Nadal’s mountain to climb

Having won four of the past five Grand Slam tournaments and 10 in all, Rafael Nadal was asked on the eve of Wimbledon about quickly closing in on Roger Federer’s record of 16. Nadal cut in to clarify.

Spain’s Rafael Nadal serves during a practice session at Wimbledon Sunday.

Spain’s Rafael Nadal serves during a practice session at Wimbledon Sunday.

WIMBLEDON, England — Having won four of the past five Grand Slam tournaments and 10 in all, Rafael Nadal was asked on the eve of Wimbledon about quickly closing in on Roger Federer’s record of 16.

Nadal cut in to clarify.

“Very close? No. I am very far,” Nadal said Sunday. “Six is a lot.”

Perhaps. Still, the 25-year-old Spaniard is looking more and more like someone who will be able to challenge, if not surpass, whatever Federer’s final tally is. As long as a couple of other guys don’t get in the way, that is.

For years, Federer and Nadal were the men to beat at major tournaments. These days, they’re joined at what is a competitive and compelling top of the game by a pair of 24-year-olds, Novak Djokovic and Andy Murray.

That Big Four filled out the semifinals at the French Open two weeks ago, and most everyone expects them to be the final four standing in a fortnight’s time at Wimbledon, where play begins today with Nadal as the defending champion.

“That’s maybe something that’s a bit different than maybe in the past, where maybe one of the top four guys wouldn’t feel so comfortable on grass,” said Federer, a six-time winner at Wimbledon. “But this year, it seems like all of us are, which is a good thing.”

Nadal quickly earned the sobriquet “King of Clay” for his excellence on that surface, particularly at Roland Garros, where he beat Federer on June 5 for a sixth championship there.

Now Nadal seeks a third title on the grass of the All England Club, where he hasn’t lost to anyone other than Federer since 2005.

“I love to play on grass. I love to play in this fabulous place,” the top-seeded Nadal said. “In the beginning of my career, everybody talked a lot that with my style of game, (it’s) going to be always very difficult to play very well here. But I worked a lot and I put all my best in every practice.”

As the returning men’s champion, Nadal will play the first match on Centre Court on Day 1, against Michael Russell of the United States. That’s an honour that’s often been accorded Federer, but he lost in the quarter-finals a year ago, is seeded third this year, and must wait until Tuesday to get started against Mikhail Kukushkin of Kazakhstan.

The second-seeded Djokovic, whose 43-match winning streak ended with a loss to Federer in Paris, also is scheduled to begin Tuesday, while No. 4 Murray is slated to play Daniel Gimeno-Traver of Spain on Centre Court today. The forecast calls for — surprise! — rain, but at the very least, matches in the main stadium shouldn’t be affected because of the retractable roof in use since 2009.
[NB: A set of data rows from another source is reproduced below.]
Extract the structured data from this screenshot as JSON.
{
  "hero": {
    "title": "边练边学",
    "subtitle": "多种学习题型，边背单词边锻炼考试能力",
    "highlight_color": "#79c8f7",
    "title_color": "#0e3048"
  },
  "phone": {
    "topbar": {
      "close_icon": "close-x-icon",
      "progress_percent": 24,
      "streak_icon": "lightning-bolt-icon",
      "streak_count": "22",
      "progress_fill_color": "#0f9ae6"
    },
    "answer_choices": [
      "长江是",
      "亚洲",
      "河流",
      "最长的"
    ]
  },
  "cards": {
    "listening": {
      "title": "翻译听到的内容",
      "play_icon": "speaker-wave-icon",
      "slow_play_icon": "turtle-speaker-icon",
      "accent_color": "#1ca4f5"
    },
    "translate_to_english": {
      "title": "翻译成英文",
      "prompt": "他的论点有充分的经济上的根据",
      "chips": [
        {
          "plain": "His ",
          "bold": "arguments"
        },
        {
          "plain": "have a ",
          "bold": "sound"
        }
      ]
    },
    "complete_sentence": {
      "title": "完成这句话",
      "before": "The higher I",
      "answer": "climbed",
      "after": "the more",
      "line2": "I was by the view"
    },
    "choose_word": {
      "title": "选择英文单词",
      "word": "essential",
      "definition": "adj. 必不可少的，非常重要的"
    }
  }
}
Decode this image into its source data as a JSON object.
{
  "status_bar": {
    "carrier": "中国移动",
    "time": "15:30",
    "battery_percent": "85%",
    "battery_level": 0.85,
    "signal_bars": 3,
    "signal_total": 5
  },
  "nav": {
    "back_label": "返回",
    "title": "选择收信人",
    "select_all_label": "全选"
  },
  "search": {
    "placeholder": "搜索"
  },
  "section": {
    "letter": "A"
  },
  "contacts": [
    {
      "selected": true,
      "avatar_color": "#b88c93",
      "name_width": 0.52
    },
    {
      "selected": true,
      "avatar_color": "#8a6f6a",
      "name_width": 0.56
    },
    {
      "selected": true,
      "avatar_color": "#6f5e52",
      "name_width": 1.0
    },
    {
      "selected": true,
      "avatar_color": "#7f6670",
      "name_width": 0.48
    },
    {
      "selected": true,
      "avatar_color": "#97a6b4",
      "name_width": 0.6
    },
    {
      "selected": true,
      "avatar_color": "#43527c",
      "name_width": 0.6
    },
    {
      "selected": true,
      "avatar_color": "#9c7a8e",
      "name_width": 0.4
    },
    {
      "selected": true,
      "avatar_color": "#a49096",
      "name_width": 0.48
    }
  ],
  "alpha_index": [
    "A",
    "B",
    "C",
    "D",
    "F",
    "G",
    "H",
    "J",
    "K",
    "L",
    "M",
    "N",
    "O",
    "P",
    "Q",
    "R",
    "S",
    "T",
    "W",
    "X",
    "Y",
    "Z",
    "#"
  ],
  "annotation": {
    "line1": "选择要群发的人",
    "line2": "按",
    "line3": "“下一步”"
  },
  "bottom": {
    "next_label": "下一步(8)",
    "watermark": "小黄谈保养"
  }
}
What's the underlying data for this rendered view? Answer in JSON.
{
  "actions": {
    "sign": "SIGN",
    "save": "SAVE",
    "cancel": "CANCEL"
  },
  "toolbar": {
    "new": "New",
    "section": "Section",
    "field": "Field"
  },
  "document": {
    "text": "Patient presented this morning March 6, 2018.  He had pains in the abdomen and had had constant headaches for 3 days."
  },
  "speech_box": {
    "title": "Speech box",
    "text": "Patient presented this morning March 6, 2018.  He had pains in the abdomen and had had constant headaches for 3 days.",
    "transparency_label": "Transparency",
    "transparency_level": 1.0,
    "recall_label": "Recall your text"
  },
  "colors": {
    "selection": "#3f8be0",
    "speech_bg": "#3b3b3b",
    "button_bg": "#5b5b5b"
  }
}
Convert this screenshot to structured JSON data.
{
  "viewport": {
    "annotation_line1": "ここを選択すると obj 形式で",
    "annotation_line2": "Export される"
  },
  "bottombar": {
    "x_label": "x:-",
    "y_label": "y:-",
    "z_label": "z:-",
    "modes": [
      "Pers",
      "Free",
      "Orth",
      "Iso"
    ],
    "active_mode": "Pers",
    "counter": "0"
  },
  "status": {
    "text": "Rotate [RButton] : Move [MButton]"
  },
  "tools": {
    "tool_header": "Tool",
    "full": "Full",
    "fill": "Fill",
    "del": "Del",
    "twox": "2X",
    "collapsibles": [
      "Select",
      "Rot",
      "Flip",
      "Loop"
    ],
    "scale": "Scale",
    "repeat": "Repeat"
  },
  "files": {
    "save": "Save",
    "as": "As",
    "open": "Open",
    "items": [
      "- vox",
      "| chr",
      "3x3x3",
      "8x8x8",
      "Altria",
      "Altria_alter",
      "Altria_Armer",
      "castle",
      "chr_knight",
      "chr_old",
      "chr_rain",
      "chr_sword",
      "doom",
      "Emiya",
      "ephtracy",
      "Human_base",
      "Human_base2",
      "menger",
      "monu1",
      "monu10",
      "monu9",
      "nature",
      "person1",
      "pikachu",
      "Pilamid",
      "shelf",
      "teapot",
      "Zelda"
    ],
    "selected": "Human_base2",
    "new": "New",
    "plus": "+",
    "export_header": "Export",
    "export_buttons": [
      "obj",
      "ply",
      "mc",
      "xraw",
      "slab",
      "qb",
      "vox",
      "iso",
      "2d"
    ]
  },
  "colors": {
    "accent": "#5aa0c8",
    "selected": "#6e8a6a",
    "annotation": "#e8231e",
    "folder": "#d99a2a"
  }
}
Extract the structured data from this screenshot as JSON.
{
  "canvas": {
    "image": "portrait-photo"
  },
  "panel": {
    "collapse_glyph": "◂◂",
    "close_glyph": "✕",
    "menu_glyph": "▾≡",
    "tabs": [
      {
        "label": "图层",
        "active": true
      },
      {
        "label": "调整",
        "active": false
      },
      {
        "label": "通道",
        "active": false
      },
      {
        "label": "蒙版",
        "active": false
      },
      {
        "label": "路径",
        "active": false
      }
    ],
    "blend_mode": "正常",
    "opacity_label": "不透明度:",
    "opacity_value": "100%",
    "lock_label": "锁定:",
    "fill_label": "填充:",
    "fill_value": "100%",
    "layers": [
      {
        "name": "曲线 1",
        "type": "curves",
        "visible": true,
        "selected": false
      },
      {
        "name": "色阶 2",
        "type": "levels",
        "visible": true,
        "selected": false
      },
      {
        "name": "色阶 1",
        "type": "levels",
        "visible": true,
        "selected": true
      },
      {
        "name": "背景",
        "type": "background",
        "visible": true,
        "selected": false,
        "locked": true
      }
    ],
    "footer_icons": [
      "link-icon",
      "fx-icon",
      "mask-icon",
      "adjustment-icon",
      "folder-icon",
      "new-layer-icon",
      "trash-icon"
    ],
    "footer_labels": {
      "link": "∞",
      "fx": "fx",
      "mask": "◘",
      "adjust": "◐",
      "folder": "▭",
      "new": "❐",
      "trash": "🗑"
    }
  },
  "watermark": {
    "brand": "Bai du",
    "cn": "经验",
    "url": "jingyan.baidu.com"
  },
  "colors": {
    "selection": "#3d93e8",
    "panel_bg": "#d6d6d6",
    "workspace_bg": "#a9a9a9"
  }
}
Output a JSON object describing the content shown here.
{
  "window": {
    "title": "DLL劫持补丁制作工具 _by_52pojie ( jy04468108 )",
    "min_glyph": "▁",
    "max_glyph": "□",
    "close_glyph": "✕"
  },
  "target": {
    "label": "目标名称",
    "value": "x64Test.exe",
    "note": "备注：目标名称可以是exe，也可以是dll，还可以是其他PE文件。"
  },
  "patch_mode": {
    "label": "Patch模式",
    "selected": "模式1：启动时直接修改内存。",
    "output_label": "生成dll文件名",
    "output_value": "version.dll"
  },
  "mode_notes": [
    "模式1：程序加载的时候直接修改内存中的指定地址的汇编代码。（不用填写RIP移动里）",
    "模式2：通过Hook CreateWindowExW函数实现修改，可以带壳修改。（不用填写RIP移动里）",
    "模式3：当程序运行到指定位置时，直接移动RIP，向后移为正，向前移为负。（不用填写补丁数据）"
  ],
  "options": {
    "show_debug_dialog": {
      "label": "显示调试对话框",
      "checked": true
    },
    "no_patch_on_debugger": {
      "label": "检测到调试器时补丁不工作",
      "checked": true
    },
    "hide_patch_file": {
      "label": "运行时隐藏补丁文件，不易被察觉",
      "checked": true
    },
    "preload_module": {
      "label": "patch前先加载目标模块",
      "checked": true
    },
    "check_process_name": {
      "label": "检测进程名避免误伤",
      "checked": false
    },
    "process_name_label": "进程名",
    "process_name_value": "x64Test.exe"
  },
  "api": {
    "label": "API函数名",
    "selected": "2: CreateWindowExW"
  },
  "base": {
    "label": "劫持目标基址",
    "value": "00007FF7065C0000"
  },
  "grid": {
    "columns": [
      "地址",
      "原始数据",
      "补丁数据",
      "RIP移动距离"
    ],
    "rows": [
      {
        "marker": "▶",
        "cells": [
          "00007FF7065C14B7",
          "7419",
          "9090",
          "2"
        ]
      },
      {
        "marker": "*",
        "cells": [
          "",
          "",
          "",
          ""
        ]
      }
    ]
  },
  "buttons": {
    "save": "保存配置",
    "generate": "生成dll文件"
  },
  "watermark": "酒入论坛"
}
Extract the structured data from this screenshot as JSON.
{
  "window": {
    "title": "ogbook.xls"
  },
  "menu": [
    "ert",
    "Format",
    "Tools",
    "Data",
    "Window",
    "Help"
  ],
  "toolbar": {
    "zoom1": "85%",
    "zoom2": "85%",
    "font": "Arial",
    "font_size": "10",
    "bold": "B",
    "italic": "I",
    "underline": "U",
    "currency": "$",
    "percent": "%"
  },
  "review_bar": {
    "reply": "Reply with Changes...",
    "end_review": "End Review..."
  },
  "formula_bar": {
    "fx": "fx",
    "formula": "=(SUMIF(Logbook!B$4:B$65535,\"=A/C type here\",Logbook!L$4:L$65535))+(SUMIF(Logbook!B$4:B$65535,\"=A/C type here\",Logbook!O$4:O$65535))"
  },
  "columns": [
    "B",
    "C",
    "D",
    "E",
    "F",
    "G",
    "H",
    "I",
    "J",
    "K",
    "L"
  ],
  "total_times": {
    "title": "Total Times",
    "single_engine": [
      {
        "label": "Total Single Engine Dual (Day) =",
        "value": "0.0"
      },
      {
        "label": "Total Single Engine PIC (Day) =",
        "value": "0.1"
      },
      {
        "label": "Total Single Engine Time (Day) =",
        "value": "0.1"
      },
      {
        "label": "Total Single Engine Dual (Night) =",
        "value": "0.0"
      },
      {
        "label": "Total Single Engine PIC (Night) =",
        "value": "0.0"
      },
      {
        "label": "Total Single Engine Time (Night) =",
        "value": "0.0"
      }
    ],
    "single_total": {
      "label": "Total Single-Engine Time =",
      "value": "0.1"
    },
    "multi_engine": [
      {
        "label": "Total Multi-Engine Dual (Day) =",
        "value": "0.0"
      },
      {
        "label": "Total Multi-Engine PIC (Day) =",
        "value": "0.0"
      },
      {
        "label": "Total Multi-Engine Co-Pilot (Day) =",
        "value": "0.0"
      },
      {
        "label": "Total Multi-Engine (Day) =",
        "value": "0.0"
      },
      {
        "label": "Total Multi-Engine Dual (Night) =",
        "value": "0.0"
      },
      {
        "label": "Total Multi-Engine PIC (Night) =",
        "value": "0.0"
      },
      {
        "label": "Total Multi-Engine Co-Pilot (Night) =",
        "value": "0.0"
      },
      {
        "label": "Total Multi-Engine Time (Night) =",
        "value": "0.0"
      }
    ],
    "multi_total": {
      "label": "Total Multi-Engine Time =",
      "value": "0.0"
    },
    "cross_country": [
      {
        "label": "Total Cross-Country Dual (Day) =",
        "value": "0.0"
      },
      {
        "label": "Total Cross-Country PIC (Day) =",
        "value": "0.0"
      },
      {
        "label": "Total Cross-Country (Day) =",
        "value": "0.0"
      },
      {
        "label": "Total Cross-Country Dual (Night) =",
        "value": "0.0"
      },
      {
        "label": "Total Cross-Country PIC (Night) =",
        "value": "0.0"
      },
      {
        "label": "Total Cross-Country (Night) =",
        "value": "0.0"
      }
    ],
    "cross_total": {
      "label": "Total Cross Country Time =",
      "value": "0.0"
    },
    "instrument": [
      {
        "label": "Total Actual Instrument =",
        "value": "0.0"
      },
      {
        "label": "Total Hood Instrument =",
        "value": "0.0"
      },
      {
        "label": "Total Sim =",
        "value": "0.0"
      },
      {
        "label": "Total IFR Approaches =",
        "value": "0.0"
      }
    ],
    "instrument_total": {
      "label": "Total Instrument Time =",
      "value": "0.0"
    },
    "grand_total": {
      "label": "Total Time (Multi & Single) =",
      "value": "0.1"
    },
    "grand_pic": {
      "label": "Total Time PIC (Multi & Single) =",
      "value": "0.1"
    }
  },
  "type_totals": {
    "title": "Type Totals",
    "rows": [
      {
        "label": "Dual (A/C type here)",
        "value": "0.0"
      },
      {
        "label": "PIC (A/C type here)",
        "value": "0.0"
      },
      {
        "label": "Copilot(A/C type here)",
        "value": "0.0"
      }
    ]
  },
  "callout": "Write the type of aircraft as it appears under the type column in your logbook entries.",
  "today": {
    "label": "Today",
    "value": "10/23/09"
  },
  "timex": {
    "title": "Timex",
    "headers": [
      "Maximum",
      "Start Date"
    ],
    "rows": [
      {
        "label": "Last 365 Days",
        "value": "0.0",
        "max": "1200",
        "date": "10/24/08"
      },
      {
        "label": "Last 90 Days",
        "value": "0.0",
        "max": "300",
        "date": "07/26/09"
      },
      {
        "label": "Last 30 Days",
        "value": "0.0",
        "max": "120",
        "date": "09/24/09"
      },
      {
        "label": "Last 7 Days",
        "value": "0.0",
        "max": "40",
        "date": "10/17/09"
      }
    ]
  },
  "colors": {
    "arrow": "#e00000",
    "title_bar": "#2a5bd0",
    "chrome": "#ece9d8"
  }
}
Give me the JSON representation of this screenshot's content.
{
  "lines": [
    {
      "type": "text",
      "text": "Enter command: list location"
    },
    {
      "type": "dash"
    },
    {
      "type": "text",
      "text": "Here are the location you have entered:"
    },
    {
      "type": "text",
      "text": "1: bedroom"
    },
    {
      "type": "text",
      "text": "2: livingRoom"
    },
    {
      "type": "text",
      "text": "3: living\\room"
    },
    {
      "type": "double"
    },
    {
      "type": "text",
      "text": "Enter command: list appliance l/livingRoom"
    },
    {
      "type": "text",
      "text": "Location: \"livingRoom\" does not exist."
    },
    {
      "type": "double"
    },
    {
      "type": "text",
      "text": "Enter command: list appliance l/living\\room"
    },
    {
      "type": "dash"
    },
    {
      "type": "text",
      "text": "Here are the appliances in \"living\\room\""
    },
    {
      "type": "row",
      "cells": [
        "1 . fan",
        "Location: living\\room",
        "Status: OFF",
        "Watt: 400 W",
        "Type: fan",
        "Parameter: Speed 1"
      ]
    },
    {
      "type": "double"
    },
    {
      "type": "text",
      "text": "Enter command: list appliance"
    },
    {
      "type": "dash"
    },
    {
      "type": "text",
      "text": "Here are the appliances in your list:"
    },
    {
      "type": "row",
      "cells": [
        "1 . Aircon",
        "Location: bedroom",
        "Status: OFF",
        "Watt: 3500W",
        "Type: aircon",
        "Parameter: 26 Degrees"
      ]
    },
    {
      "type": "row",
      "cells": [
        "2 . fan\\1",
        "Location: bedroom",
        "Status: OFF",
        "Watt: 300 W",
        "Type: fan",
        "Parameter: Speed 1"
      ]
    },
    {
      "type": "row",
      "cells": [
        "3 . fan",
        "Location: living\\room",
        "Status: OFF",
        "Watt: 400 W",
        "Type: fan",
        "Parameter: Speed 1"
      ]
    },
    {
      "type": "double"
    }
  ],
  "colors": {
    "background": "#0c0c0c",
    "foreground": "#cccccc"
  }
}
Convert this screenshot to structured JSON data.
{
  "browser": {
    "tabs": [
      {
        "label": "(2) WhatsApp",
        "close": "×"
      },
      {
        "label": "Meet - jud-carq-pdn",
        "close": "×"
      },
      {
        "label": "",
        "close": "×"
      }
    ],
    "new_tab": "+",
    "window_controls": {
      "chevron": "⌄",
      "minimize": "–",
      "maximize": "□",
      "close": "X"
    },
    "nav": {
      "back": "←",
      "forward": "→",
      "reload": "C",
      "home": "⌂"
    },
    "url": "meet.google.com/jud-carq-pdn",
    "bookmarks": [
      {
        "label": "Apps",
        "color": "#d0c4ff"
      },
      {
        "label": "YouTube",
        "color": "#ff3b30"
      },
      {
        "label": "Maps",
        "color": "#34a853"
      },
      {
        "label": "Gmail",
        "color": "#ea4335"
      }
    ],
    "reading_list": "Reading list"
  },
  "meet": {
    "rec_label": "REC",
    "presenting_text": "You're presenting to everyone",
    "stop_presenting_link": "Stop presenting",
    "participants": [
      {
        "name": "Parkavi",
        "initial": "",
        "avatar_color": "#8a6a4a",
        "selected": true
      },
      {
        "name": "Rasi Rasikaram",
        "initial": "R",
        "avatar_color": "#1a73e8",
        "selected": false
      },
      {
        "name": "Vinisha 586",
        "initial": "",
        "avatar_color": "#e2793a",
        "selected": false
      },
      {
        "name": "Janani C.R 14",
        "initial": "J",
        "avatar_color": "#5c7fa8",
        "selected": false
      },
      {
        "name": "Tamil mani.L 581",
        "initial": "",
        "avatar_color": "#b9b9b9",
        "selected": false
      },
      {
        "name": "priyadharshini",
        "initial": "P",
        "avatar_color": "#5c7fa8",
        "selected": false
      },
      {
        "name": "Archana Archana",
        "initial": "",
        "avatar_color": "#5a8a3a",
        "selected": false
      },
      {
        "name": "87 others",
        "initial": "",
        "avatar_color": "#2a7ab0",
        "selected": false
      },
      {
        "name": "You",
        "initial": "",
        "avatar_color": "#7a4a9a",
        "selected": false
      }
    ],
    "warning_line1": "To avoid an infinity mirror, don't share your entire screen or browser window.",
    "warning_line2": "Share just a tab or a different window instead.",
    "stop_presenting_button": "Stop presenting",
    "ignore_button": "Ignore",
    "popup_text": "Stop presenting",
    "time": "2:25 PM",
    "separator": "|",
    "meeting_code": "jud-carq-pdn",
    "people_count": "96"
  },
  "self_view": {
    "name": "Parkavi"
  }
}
Other men on Monday’s slate include 2003 U.S. Open champion and three-time Wimbledon runner-up Andy Roddick, 2010 finalist Tomas Berdych and 10th-seeded Mardy Fish. Women scheduled to play include five-time Wimbledon champion Venus Williams, 2010 French Open winner Francesca Schiavone, and 2010 Wimbledon finalist Vera Zvonareva.

Nadal has put together a rather remarkable run at Wimbledon of late, going 26-2 since the start of the 2006 tournament. He lost to Federer in the final that year and the following year, then beat Federer 9-7 in the fifth set in fading light in the 2008 title match. After missing the grass-court Grand Slam in 2009 because of tendinitis in his knees, Nadal returned to win it again in 2010.

“I’m not really surprised by his success. He’s one of the greatest athletes ever, not just in tennis. So you find a way to adapt to the surface and the changes. I mean, maybe didn’t take him as long to adapt, because the court surface is slower. Maybe 10, 15 years ago, it would have taken him a bit more time to get used to it,” said Murray, a two-time semifinalist at Wimbledon who once again will try to become Britain’s first male Grand Slam champion since 1936.

“Every year he tries new things. He’s improving things. He’s returning closer to the baseline than he used to. He’s serving a lot harder than he used to. He’s made technical changes to his serve,” Murray continued. “He’s found a way to play great tennis on this surface.”

Murray is a three-time runner-up at Grand Slam tournaments, including at the Australian Open in January, so he isn’t quite yet in two-time major champion Djokovic’s class — let alone Federer’s or Nadal’s.

But Murray reached the semifinals at the French Open despite injuring his right ankle there, then won the grass-court warmup at Queen’s Club last week. Clearly, he has become part of a foursome that has separated itself from the rest of the men on tour.

“We are playing well,” Nadal said.

“I think Novak had a fantastic season; the first six months was really unbelievable. Roger, I think, had a very good season, and especially at this last tournament in Roland Garros played fantastic, in my opinion. And Andy, too, no? Andy, he had a very good start in Australia. … He had a fantastic clay-court season.”

After talking up those other three, Nadal paused, then added an assessment of his own season.

“Well, I did very well the first six months. I lost a few finals, but I was in all the finals. I won three, and I won Roland Garros a few weeks ago; was a very important title for me,” he said. “And I’m here.”